Caution is obviously necessary for Jews in France. As a precaution, stores in the largely Jewish section of the Marais were told to close on the day of the murders on January 9, and temples were advised not to hold Sabbath services. More than 15,000 police and troops were deployed to guard Jewish schools and institutions.
Yet interestingly, there was also a social media campaign to prevent attacks on Muslims. Twitters on the Internet using the hashtag “VoyageAvecMoi” (Travel with me) offered to accompany Muslims who feared to travel on public transport.
The hero for both Jews and Muslims was Ahmed Merabet, the French-born Muslim of Algerian descent police officer who was slain while on patrol in the streets of Paris by the Kouachi brothers who were fleeing the Charlie Hebdo massacre. At his funeral, French President François Hollande praised him as a symbol of the “diversity of French forces of law and order,” and bestowed on him in the name of the French Republic the award of Chevalier of the Legion of Honor.
As a result of the murders of journalists and Jews two questions may be asked. What kind of controls should there be on speech and expression, particularly incitement to violence and hate speech, and how should terrorists be treated? The 1789 Declaration of the Rights of Man and of Citizens proclaimed (in Article 11) freedom of the press, free communication of thoughts and opinions. The French Press Law of July 1881, supplemented by a law of 1986, also provides for free speech except if it is abused. Abuses include defamation, slander, and incitement to hate. The anti-terror law passed in November 2014 imposes a five-year prison sentence and a fine of 75,000 euros.
Not surprisingly, Marine Le Pen, leader of the National Front, (FN) has called for the harshest penalties against terrorists or the threat of terrorism. In 2015 she called for the restoration of capital punishment that, paradoxically, was abolished in 1981 by Robert Badinter, who was Jewish, when he was Minister of Justice. FN leaders wants sermons in mosques to be spoken in French, and Muslim associations to be monitored with vigilance and their funding strictly controlled.

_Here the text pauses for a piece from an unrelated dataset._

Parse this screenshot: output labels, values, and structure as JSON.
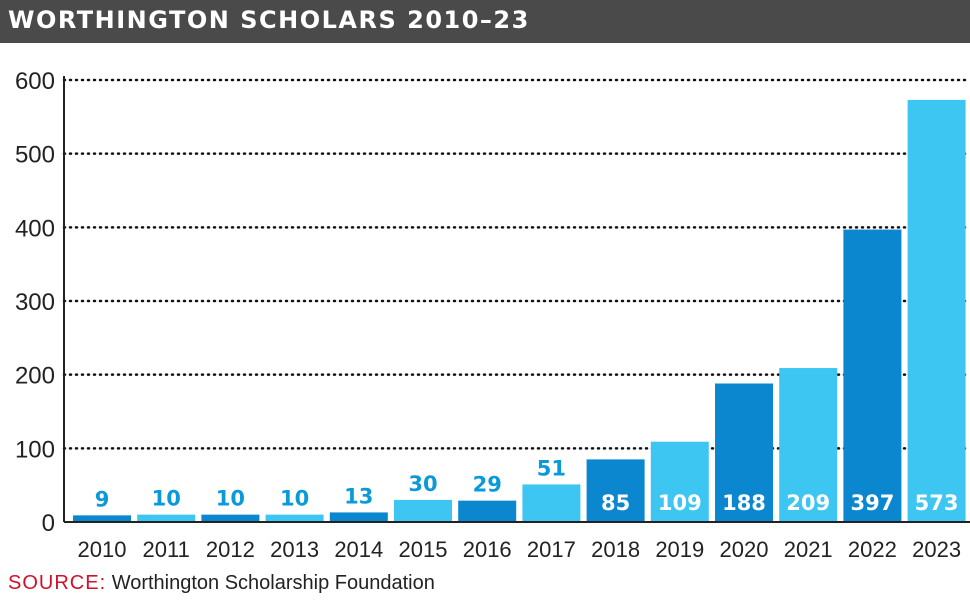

They hold that all involved in jihad must be severely punished including loss of French citizenship if they have dual citizenship.
The reopening of the kosher store and the presence of senior French officials is a demonstration of the resilience of the French Jewish community and a welcome reminder of the campaign to overcome Islamist terror. It is even more welcome and meaningful when contrasted with the celebration in Ramallah by the Palestinian Authority, starting on March 10, 2015, of the anniversary of the Israeli Coastal Road Massacre of March 1978 in which Palestinian Fatah terrorists hijacked a bus and murdered 38 Israeli civilians, including 13 children, and injured more than 70 others. The PA dedicated a square in the city in the name of Dalal Mughrabi, the leader of the terrorist group, who it declared was for us “a model and a symbol.”
The logical conclusion can only be that the PA instead of declaring that murder is the way “to liberate the homeland,” and in place of honoring terrorists, should buy and eat some kosher food and bring it to the peace negotiation table.